When these cells are exposed to blue light, they morph and can then migrate into tumour spheroids — 3D tumours grown in the lab from either mouse or human cell lines — and kill tumour cells.
This novel approach could improve cell-based immunotherapies, the researchers said.
The findings will publish on October 25 in the Proceedings of the National Academy of Sciences.
The researchers also filed a provisional application to patent the technology described in the paper.
“This technology is totally out of the box. It’s akin to CAR T-cell therapy, but here, the guiding principle is the ability of cells to infiltrate the tumour,” said senior author Nikolay Dokholyan, G.Thomas Passananti Professor at the Penn State College of Medicine and professor of biochemistry and molecular biology.
“I don't know of another approach that is anything close to this.”
CAR T-cell therapy was first approved by the Food and Drug Administration in 2017, and since then, it has demonstrated encouraging results for some cancers, particularly blood cancers.
T-cells, a white blood cell in the immune system, are removed from a patient and re-engineered to produce a protein on their surface that binds to a specific target protein on cancer cells.
When the CAR T-cells are infused back into the patient, they kill cancer cells with that target protein.
However, CAR T-cell therapy is less successful for treating solid tumours, which make up approximately 90% of adult human cancers and 40% of childhood cancers, Dokholyan said.
Immune cells can’t infiltrate the dense network of proteins and other cells surrounding the tumour, and the hostile environment inhibits their tumour-fighting abilities.
Plus, tremendous diversity among solid tumours makes it difficult to home in on a specific target protein to attack.
To improve cell-based immunotherapies for solid tumours, Dokholyan said immune cells need to be able to bypass the solid tumour’s defences.
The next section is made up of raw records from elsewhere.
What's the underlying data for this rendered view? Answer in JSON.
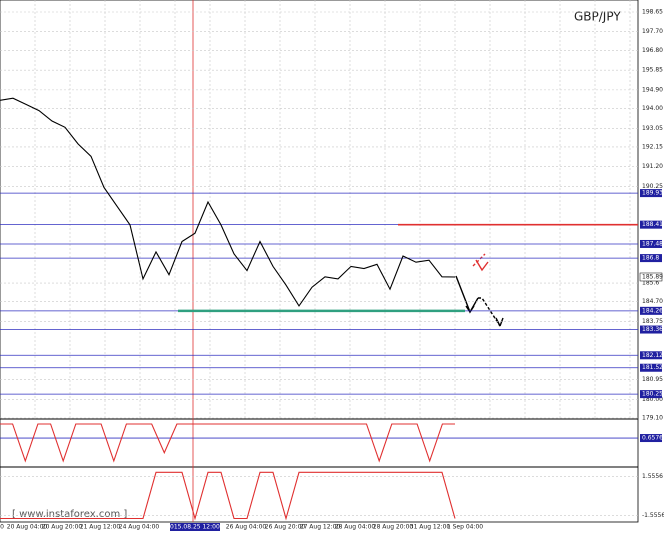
{
  "chart_data": [
    {
      "type": "line",
      "title": "GBP/JPY",
      "color": "#000000",
      "values": [
        194.4,
        194.5,
        194.2,
        193.9,
        193.4,
        193.1,
        192.3,
        191.7,
        190.2,
        189.3,
        188.4,
        185.8,
        187.1,
        186.0,
        187.6,
        188.0,
        189.5,
        188.4,
        187.0,
        186.2,
        187.6,
        186.4,
        185.5,
        184.5,
        185.4,
        185.9,
        185.8,
        186.4,
        186.3,
        186.5,
        185.3,
        186.9,
        186.6,
        186.7,
        185.9,
        185.89
      ],
      "x_labels": [
        "00",
        "20 Aug 04:00",
        "20 Aug 20:00",
        "21 Aug 12:00",
        "24 Aug 04:00",
        "2015.08.25 12:00",
        "26 Aug 04:00",
        "26 Aug 20:00",
        "27 Aug 12:00",
        "28 Aug 04:00",
        "28 Aug 20:00",
        "31 Aug 12:00",
        "1 Sep 04:00"
      ],
      "ylim": [
        179.1,
        198.65
      ],
      "yticks": [
        {
          "value": 198.65,
          "label": "198.65"
        },
        {
          "value": 197.7,
          "label": "197.70"
        },
        {
          "value": 196.8,
          "label": "196.80"
        },
        195.85,
        {
          "value": 194.9,
          "label": "194.90"
        },
        {
          "value": 194.0,
          "label": "194.00"
        },
        193.05,
        192.15,
        {
          "value": 191.2,
          "label": "191.20"
        },
        190.25,
        185.6,
        {
          "value": 184.7,
          "label": "184.70"
        },
        183.75,
        180.95,
        {
          "value": 180.0,
          "label": "180.00"
        },
        {
          "value": 179.1,
          "label": "179.10"
        }
      ],
      "levels": [
        189.93,
        188.41,
        187.48,
        186.8,
        184.26,
        183.36,
        182.12,
        181.52,
        180.25
      ],
      "current": 185.89,
      "resistance": 188.41,
      "support": 184.26,
      "watermark": "[  www.instaforex.com ]"
    },
    {
      "type": "line",
      "color": "#e03030",
      "ylim": [
        0,
        1
      ],
      "level": 0.6576,
      "values": [
        1,
        1,
        0.1,
        1,
        1,
        0.1,
        1,
        1,
        1,
        0.1,
        1,
        1,
        1,
        0.3,
        1,
        1,
        1,
        1,
        1,
        1,
        1,
        1,
        1,
        1,
        1,
        1,
        1,
        1,
        1,
        1,
        0.1,
        1,
        1,
        1,
        0.1,
        1,
        1
      ]
    },
    {
      "type": "line",
      "color": "#e03030",
      "ylim": [
        -2,
        2
      ],
      "levels": [
        1.5556,
        -1.5556
      ],
      "values": [
        -1.8,
        -1.8,
        -1.8,
        -1.8,
        -1.8,
        -1.8,
        -1.8,
        -1.8,
        -1.8,
        -1.8,
        -1.8,
        -1.8,
        1.9,
        1.9,
        1.9,
        -1.8,
        1.9,
        1.9,
        -1.8,
        -1.8,
        1.9,
        1.9,
        -1.8,
        1.9,
        1.9,
        1.9,
        1.9,
        1.9,
        1.9,
        1.9,
        1.9,
        1.9,
        1.9,
        1.9,
        1.9,
        -1.8
      ]
    }
  ]
}
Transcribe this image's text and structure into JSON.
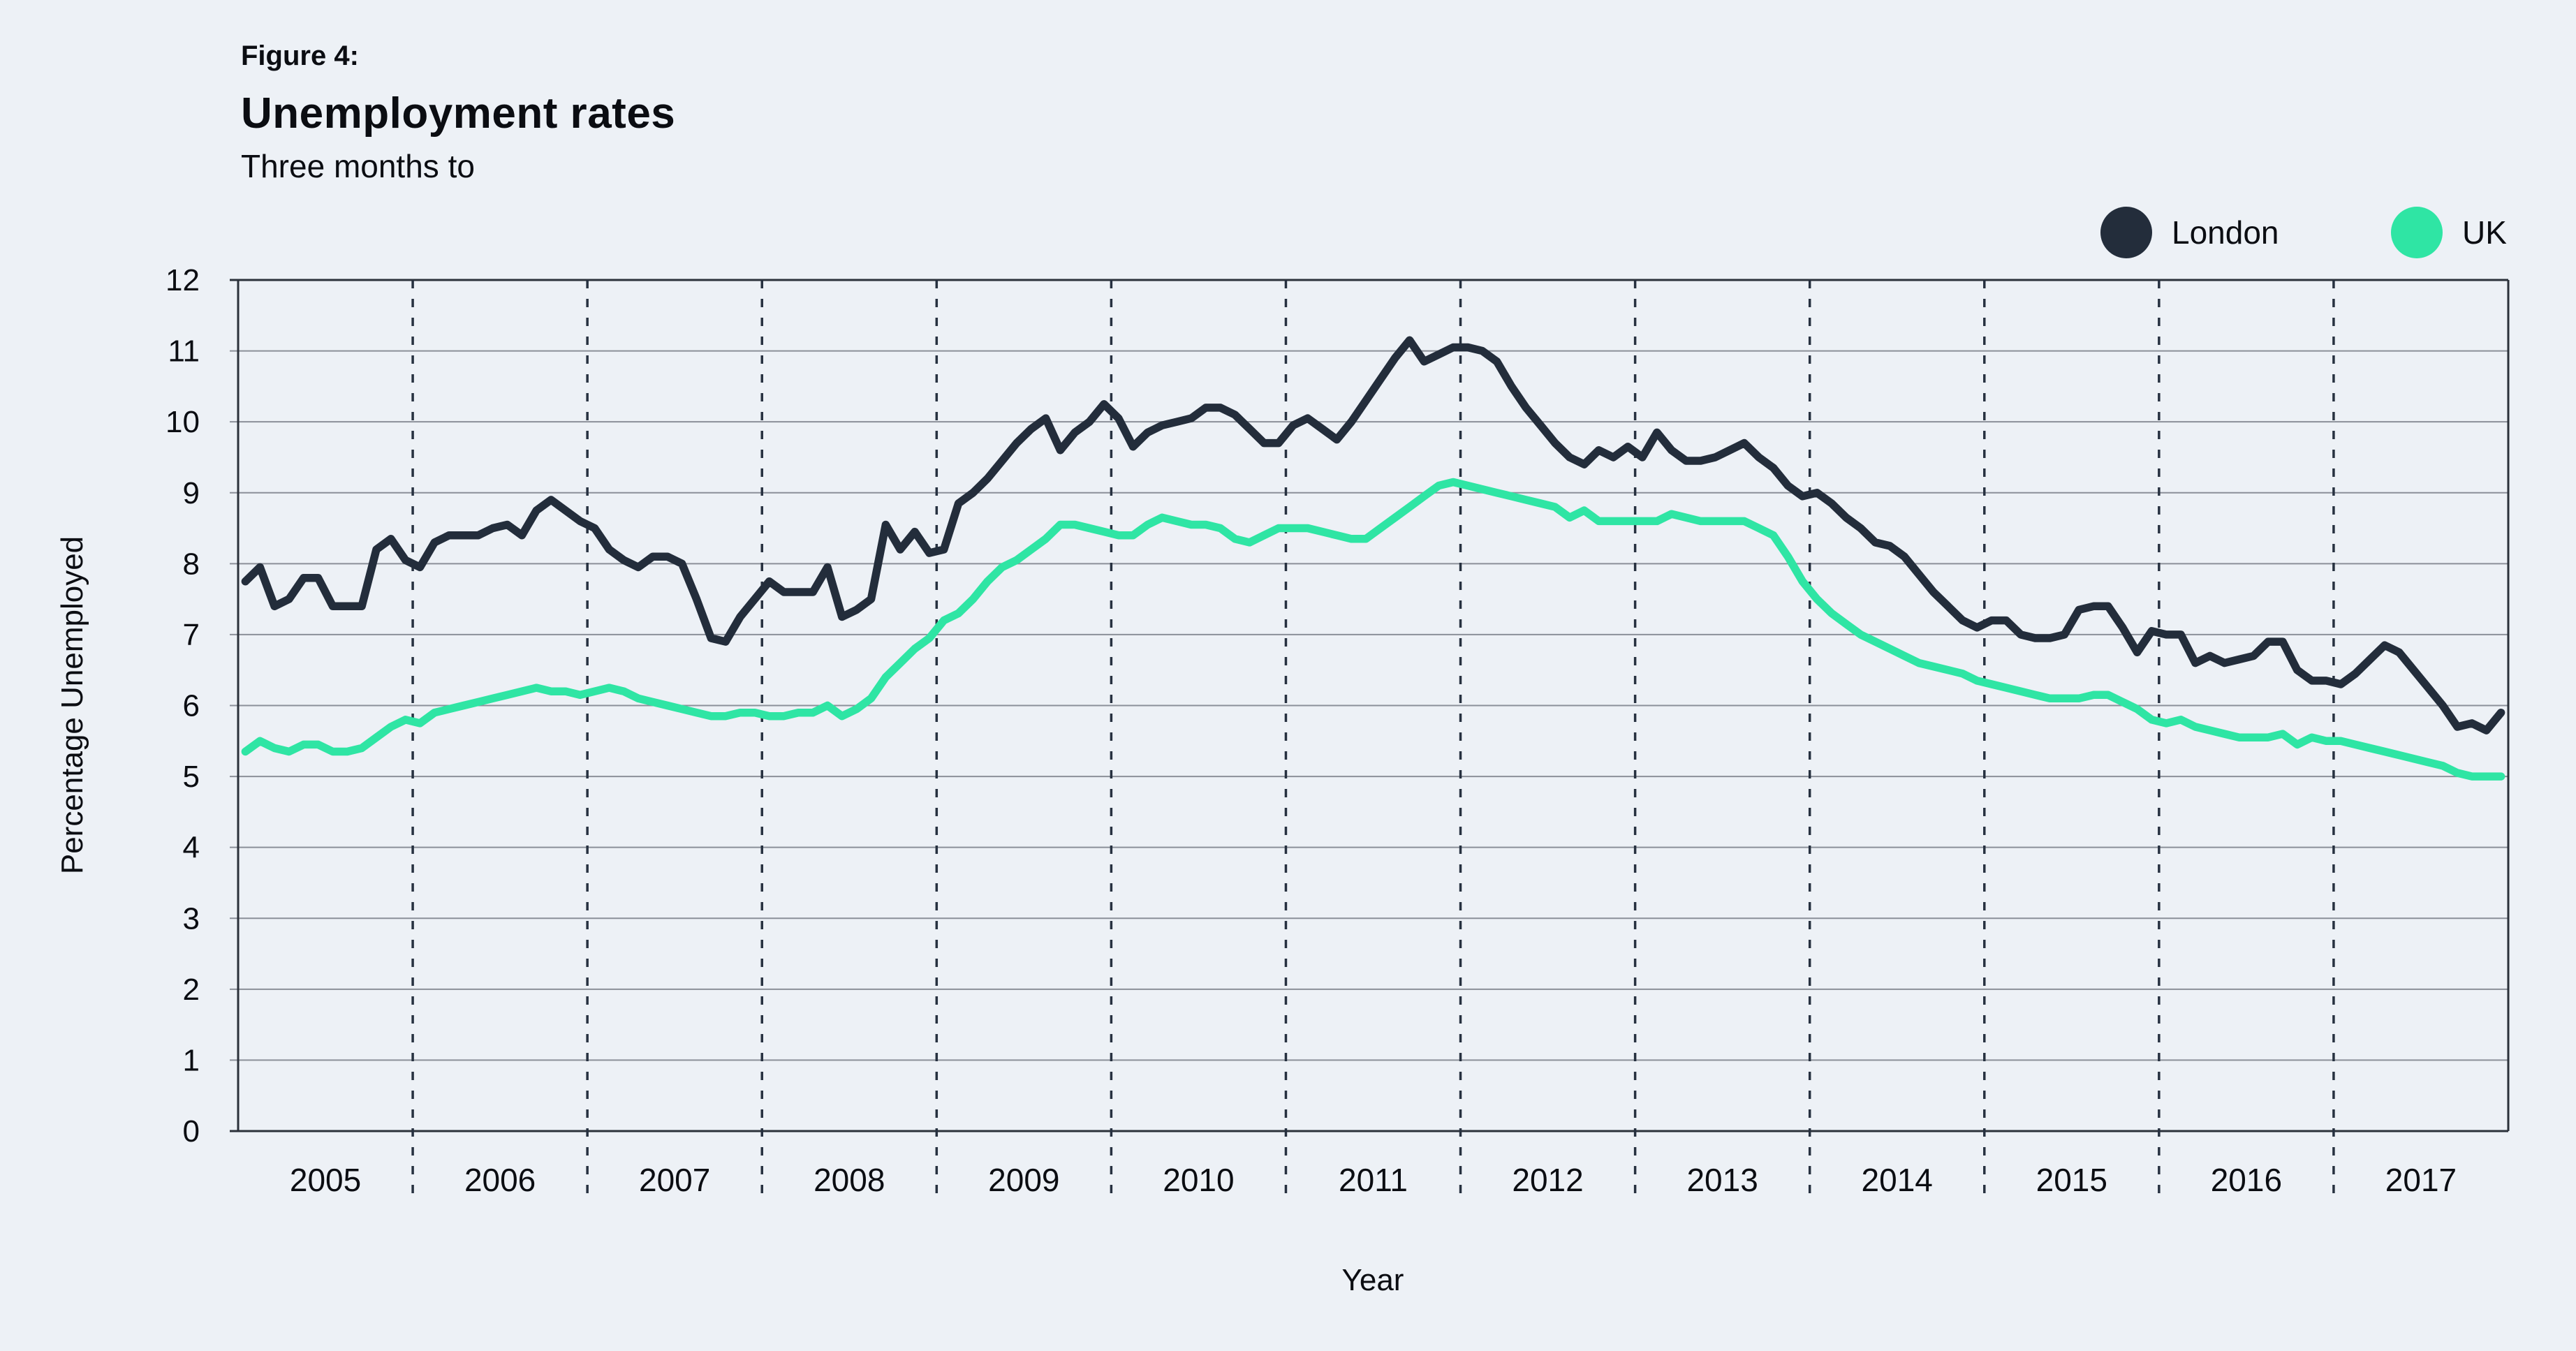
{
  "figure": {
    "label": "Figure 4:",
    "title": "Unemployment rates",
    "subtitle": "Three months to"
  },
  "legend": {
    "items": [
      {
        "label": "London",
        "color": "#232d3b"
      },
      {
        "label": "UK",
        "color": "#2fe5a4"
      }
    ]
  },
  "colors": {
    "background": "#edf1f6",
    "london_line": "#232d3b",
    "uk_line": "#2fe5a4",
    "gridline": "#8b9099",
    "frame": "#2b313a",
    "year_divider": "#273140",
    "text": "#0b0d12"
  },
  "chart_data": {
    "type": "line",
    "title": "Unemployment rates",
    "subtitle": "Three months to",
    "xlabel": "Year",
    "ylabel": "Percentage Unemployed",
    "ylim": [
      0,
      12
    ],
    "y_ticks": [
      0,
      1,
      2,
      3,
      4,
      5,
      6,
      7,
      8,
      9,
      10,
      11,
      12
    ],
    "x_tick_labels": [
      "2005",
      "2006",
      "2007",
      "2008",
      "2009",
      "2010",
      "2011",
      "2012",
      "2013",
      "2014",
      "2015",
      "2016",
      "2017"
    ],
    "x_unit": "monthly, Jan 2005 - Dec 2017",
    "grid": {
      "horizontal": true,
      "vertical_year_dividers": "dashed"
    },
    "legend_position": "top-right",
    "series": [
      {
        "name": "London",
        "color": "#232d3b",
        "values": [
          7.75,
          7.95,
          7.4,
          7.5,
          7.8,
          7.8,
          7.4,
          7.4,
          7.4,
          8.2,
          8.35,
          8.05,
          7.95,
          8.3,
          8.4,
          8.4,
          8.4,
          8.5,
          8.55,
          8.4,
          8.75,
          8.9,
          8.75,
          8.6,
          8.5,
          8.2,
          8.05,
          7.95,
          8.1,
          8.1,
          8.0,
          7.5,
          6.95,
          6.9,
          7.25,
          7.5,
          7.75,
          7.6,
          7.6,
          7.6,
          7.95,
          7.25,
          7.35,
          7.5,
          8.55,
          8.2,
          8.45,
          8.15,
          8.2,
          8.85,
          9.0,
          9.2,
          9.45,
          9.7,
          9.9,
          10.05,
          9.6,
          9.85,
          10.0,
          10.25,
          10.05,
          9.65,
          9.85,
          9.95,
          10.0,
          10.05,
          10.2,
          10.2,
          10.1,
          9.9,
          9.7,
          9.7,
          9.95,
          10.05,
          9.9,
          9.75,
          10.0,
          10.3,
          10.6,
          10.9,
          11.15,
          10.85,
          10.95,
          11.05,
          11.05,
          11.0,
          10.85,
          10.5,
          10.2,
          9.95,
          9.7,
          9.5,
          9.4,
          9.6,
          9.5,
          9.65,
          9.5,
          9.85,
          9.6,
          9.45,
          9.45,
          9.5,
          9.6,
          9.7,
          9.5,
          9.35,
          9.1,
          8.95,
          9.0,
          8.85,
          8.65,
          8.5,
          8.3,
          8.25,
          8.1,
          7.85,
          7.6,
          7.4,
          7.2,
          7.1,
          7.2,
          7.2,
          7.0,
          6.95,
          6.95,
          7.0,
          7.35,
          7.4,
          7.4,
          7.1,
          6.75,
          7.05,
          7.0,
          7.0,
          6.6,
          6.7,
          6.6,
          6.65,
          6.7,
          6.9,
          6.9,
          6.5,
          6.35,
          6.35,
          6.3,
          6.45,
          6.65,
          6.85,
          6.75,
          6.5,
          6.25,
          6.0,
          5.7,
          5.75,
          5.65,
          5.9
        ]
      },
      {
        "name": "UK",
        "color": "#2fe5a4",
        "values": [
          5.35,
          5.5,
          5.4,
          5.35,
          5.45,
          5.45,
          5.35,
          5.35,
          5.4,
          5.55,
          5.7,
          5.8,
          5.75,
          5.9,
          5.95,
          6.0,
          6.05,
          6.1,
          6.15,
          6.2,
          6.25,
          6.2,
          6.2,
          6.15,
          6.2,
          6.25,
          6.2,
          6.1,
          6.05,
          6.0,
          5.95,
          5.9,
          5.85,
          5.85,
          5.9,
          5.9,
          5.85,
          5.85,
          5.9,
          5.9,
          6.0,
          5.85,
          5.95,
          6.1,
          6.4,
          6.6,
          6.8,
          6.95,
          7.2,
          7.3,
          7.5,
          7.75,
          7.95,
          8.05,
          8.2,
          8.35,
          8.55,
          8.55,
          8.5,
          8.45,
          8.4,
          8.4,
          8.55,
          8.65,
          8.6,
          8.55,
          8.55,
          8.5,
          8.35,
          8.3,
          8.4,
          8.5,
          8.5,
          8.5,
          8.45,
          8.4,
          8.35,
          8.35,
          8.5,
          8.65,
          8.8,
          8.95,
          9.1,
          9.15,
          9.1,
          9.05,
          9.0,
          8.95,
          8.9,
          8.85,
          8.8,
          8.65,
          8.75,
          8.6,
          8.6,
          8.6,
          8.6,
          8.6,
          8.7,
          8.65,
          8.6,
          8.6,
          8.6,
          8.6,
          8.5,
          8.4,
          8.1,
          7.75,
          7.5,
          7.3,
          7.15,
          7.0,
          6.9,
          6.8,
          6.7,
          6.6,
          6.55,
          6.5,
          6.45,
          6.35,
          6.3,
          6.25,
          6.2,
          6.15,
          6.1,
          6.1,
          6.1,
          6.15,
          6.15,
          6.05,
          5.95,
          5.8,
          5.75,
          5.8,
          5.7,
          5.65,
          5.6,
          5.55,
          5.55,
          5.55,
          5.6,
          5.45,
          5.55,
          5.5,
          5.5,
          5.45,
          5.4,
          5.35,
          5.3,
          5.25,
          5.2,
          5.15,
          5.05,
          5.0,
          5.0,
          5.0
        ]
      }
    ]
  }
}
Using computation modelling, the team designed and tested a light-controlled version of septin-7, an internal protein essential for maintaining a cell’s cytoskeleton — the structure that maintains cellular shape and organisation.
They inserted a light-sensitive domain into septin-7 to create what Dokholyan called “an allosteric regulator.” The light-sensitive portion of the protein is located far from the protein’s active site and doesn’t interfere with the structure and function of the protein until it’s triggered.
The domain is activated by blue light, which switches the protein function on and off.
They then re-engineered human natural killer immune cells with the light-sensitive septin-7 protein.
In the presence of blue light, the researchers observed that septin-7’s normal function was disrupted.
The cells also exhibited a more elongated, spindle-like shape and greater protrusions extending outward, which help the cell interact with their environment and move from one location to another.
“Even though natural killer cells are small, around 10 micrometres, upon activation of this protein with blue light, the immune cells changed shape and can squeeze into tiny holes around three micrometres in size. That’s enough to infiltrate tumour spheroids and kill them from the inside,” Dokholyan said.
The researchers tested the re-engineered natural killer immune cells with two types of solid tumour spheroids, one created using human breast cancer cells and the other with human cervical cancer cells.
Within seven days, they killed the tumour cells.
In contrast, natural killer cells that hadn’t been re-engineered attacked the tumour spheroid from the outside but were unable to breach the tumour.
Eventually, the tumour continued to grow.
They also re-engineered immune cells from mice and tested them with tumour spheroids made from mouse melanoma cells.
While the results were robust, Dokholyan emphasised that this work is still in its preliminary stages and more research is needed to evaluate this technology for potential therapeutic use.
He said he also hopes to explore other activation cues that could modulate protein function and cellular behaviour.
Other Penn State authors on the paper include Todd Schell, professor of microbiology and immunology at the Penn State College of Medicine; Brianna Hnath, doctoral candidate in biomedical engineering; Congzhou Mike Sha, joint degree student in the MD/PhD Medical Scientist Training Programme; and Lynne Beidler, research technologist.
First author Jiaxing Chen was a doctoral candidate when the research was conducted and is currently a postdoctoral researcher at the University of Pennsylvania.
Funding from the National Institutes of Health and the Passan Foundation supported this work.